HOW SECURE is that private pension you may be counting on for your declining years? Fortunately, most people can feel relatively sanguine, provided they don't lose or switch jobs too often. Private plans are again increasing in number, and-- thanks to good management, high interest returns and funding requirements put into law in 1974-- most of them are in good financial shape.
Some plans with relatively large enrollments may be headed for trouble. Federal, state and local government plans are not covered by the requirements of the 1974 Employee Retirement Income Security Act (add ERISA to your acronym vocabulary), and some with generous benefits and early retirement face large future deficits.
Private-sector plans in potential trouble are typically those in declining industries.

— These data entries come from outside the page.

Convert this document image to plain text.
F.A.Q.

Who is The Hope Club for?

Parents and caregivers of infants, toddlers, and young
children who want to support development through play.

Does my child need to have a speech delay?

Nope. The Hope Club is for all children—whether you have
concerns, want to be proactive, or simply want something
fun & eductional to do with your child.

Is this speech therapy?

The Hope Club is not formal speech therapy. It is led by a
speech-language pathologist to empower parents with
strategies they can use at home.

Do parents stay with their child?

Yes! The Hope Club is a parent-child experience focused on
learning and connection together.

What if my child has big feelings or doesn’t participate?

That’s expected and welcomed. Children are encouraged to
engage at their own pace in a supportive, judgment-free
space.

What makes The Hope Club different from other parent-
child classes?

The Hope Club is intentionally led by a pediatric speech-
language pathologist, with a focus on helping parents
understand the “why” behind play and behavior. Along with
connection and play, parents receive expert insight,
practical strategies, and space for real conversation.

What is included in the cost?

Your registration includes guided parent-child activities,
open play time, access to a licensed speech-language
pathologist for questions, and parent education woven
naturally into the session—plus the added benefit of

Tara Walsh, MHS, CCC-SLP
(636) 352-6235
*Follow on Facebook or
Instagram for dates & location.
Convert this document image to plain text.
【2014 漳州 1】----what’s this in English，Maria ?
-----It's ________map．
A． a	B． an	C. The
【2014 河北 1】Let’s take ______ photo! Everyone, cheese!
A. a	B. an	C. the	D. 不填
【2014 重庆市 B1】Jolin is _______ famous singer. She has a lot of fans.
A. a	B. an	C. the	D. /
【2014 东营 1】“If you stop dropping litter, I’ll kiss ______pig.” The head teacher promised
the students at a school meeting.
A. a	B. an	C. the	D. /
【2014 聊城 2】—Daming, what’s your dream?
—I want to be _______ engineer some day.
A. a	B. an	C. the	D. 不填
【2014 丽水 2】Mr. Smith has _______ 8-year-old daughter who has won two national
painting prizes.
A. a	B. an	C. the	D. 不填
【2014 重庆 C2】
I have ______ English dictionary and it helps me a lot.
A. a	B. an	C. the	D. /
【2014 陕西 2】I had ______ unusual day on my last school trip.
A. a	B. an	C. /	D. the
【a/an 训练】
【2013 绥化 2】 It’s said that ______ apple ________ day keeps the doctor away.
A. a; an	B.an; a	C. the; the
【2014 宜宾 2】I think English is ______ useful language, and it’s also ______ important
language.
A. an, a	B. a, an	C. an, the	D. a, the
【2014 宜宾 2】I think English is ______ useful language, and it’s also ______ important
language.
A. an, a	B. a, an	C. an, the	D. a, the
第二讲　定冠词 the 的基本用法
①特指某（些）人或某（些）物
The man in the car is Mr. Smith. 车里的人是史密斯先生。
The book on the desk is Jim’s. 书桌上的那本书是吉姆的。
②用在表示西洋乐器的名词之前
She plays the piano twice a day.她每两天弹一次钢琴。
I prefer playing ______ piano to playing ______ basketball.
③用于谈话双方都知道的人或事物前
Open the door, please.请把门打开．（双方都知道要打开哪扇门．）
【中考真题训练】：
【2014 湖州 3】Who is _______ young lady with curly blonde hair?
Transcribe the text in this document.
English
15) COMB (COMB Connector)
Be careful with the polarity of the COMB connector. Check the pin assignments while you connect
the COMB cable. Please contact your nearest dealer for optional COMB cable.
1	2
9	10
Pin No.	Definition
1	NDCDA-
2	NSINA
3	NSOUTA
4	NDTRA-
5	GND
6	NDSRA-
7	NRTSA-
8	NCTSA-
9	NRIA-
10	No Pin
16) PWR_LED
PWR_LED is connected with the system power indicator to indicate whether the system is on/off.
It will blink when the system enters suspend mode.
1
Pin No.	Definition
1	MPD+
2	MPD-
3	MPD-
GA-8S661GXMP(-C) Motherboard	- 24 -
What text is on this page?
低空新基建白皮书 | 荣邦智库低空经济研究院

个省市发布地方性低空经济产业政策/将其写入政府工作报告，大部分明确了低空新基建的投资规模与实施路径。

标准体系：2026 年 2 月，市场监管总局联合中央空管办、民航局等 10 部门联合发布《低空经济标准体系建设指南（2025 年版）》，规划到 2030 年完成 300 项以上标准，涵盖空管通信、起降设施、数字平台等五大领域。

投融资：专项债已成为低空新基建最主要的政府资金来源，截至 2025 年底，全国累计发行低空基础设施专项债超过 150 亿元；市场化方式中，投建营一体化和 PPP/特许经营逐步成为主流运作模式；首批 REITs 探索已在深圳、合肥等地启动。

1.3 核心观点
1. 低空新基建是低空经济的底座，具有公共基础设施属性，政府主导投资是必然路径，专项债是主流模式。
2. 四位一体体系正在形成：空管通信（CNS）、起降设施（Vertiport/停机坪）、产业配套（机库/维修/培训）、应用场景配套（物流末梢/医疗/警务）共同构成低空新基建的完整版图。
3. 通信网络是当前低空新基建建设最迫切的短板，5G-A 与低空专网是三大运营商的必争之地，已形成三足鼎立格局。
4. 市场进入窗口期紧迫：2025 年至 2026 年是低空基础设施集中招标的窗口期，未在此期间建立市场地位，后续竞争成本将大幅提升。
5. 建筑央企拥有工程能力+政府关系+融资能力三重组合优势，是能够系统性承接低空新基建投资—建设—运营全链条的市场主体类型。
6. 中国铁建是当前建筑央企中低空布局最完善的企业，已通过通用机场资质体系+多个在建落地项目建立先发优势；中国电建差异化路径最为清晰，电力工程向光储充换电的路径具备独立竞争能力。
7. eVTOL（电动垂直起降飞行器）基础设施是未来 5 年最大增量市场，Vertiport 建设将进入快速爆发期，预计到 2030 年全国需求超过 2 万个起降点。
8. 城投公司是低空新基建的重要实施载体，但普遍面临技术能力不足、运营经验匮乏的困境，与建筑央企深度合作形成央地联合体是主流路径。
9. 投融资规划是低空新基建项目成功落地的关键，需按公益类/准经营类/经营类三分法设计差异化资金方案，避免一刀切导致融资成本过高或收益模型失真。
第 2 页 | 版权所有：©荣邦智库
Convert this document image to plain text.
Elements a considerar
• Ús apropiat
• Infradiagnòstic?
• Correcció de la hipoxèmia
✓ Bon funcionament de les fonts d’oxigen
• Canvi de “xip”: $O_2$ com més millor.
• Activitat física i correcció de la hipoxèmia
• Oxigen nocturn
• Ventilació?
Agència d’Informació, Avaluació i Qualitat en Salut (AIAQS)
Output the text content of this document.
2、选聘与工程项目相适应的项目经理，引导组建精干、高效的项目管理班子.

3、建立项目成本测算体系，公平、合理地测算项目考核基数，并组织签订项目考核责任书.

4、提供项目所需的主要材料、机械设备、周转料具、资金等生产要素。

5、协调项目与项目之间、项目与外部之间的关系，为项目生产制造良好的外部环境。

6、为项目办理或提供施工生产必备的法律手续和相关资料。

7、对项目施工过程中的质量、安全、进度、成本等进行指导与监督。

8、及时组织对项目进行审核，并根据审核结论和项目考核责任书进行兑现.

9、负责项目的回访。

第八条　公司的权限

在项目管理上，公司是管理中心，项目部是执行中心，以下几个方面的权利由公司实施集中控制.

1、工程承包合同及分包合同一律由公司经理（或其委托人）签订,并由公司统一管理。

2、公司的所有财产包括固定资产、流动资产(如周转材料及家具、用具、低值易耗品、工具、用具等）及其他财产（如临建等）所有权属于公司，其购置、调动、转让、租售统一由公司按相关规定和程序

Even with ERISA's requirements, uncovered obligations can pile up when employers agree to increase promised benefit levels but don't build up the necessary reserves to cover the added costs of pension credits already earned by workers. If the companies keep growing, they can continue to cover retirement payments, but if employment starts to sag--watch out!
If worse comes to worse and a company fails entirely, the Pension Benefit Guaranty Corporation (acronym it PBGC) will step in to pay off uncovered retirement obligations. PBGC is seeking--and needs--a substantial increase in premiums paid by insured companies. Another needed safeguard is to close loopholes in current law that allow companies to dump their pension liabilities on the government even though they are not in danger of going out of business. A company would have to turn over 30 percent of its assets to PBGC--or spin off its liabilities into a subsidiary company--but this might be a good deal for companies that are feeling pressure from ERISA's funding requirements.
Raising the premium and closing these loopholes would put PBGC on a solid basis for the foreseeable future--unless the economy suffers from a rash of big bankruptcies like the recent Braniff failure. Even then, the insurance corporation wouldn't be in trouble right away because it would also fall heir to the assets in the failed pension plans, which it could use to cover payments for some time.
Continued serious economic trouble would put many private pensions in trouble--along with much else. There is also good reason for some companies --and governments--to look seriously at the future costs of the benefits they are promising, and begin negotiating more reasonable terms for future workers. By and large, however, the pension outlook is promising--at least for the lucky worker with a stable job in a profitable concern.